Un match de rugby, c’est souvent une question de point de vue. Selon que l’on joue 1 ou 15, notre paysage familier de joueur peut varier d’une tronche de pilar mal rasé en gros plan pendant 80 mns à une vaste plaine de jeu dont les lignes se perdent loin, là-bàs à l’horizon, et ou seul témoigne de l’engagement présent une cocotte au loin, où se devine un magma indéfinissable de bras et de jambes que l’on s’attendrait à voir surmonté d’une bulle pleine de spirales, de bâtons de dynamite et de têtes de mort.

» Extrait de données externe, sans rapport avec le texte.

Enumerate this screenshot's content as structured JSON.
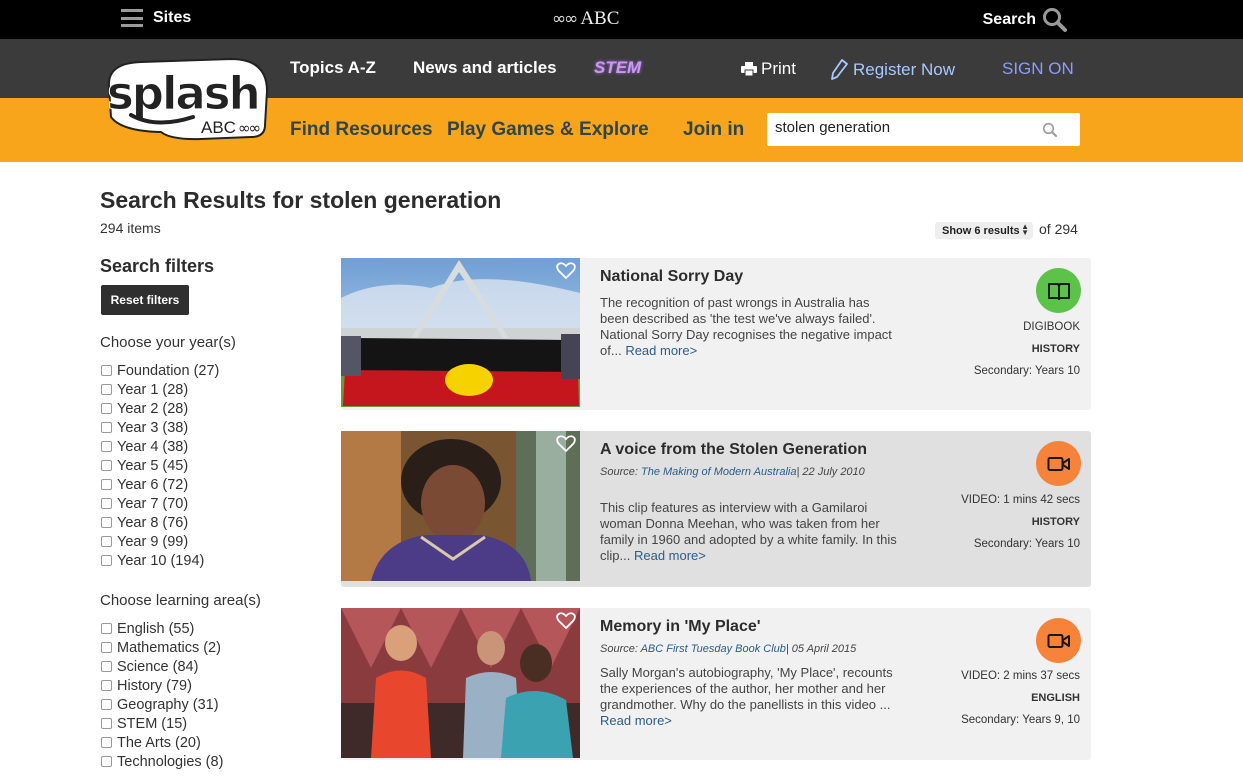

Ces jours-là, où l’arrière et les ailiers égayent leur solitude en prêtant l’oreille au vent mutin et en cherchant des trèfles à quatre feuilles, ces jours-là s’appellent des « matches d’avants ».

Ce sont paradoxalement des matches dont on parle après, et c’est souvent lors de ces discussions d’avants que l’arrière apprend ce qui s’est passé pendant le cours du jeu, quand il n’est pas rentré chez lui en grommelant qu’il n’a *encore* pas touché un ballon, mais cela n’existe
pas chez les PP.

Trève de digression.

Aujourd’hui ce ne fut pas un match d’avants ou un match d’arrières, ce fut un match de tous. Ca s’est senti dès les vestiaires, ou chacun s’est tu sans qu’il y ait a le répéter douze fois, ou chacun s’estmotivé en silence en respectant la parole de Rico.
Ca s’est senti pendant l’échauffement, soudés. Ca s’est senti pendant les préparations de combinaisons, sérieuses, volontaires, engagées.
Et ça s’est ensuite méchamment senti sur le terrain.
Rien à dire sur l’entame de match : serieuse, volontaire, engagée, appliquée. Des ballons conquis devant comme il faut, protégés comme il faut, libérés comme il faut, ni trop ni pas assez, pour une charnière dynamique, et des ballons qui ont volé plusieurs fois jusqu’à l’aile,
avec tout plein de passes à hauteur, de prises de balles incisives, et du rugby plein les yeux de tout le monde, y compris des spectateurs adverses.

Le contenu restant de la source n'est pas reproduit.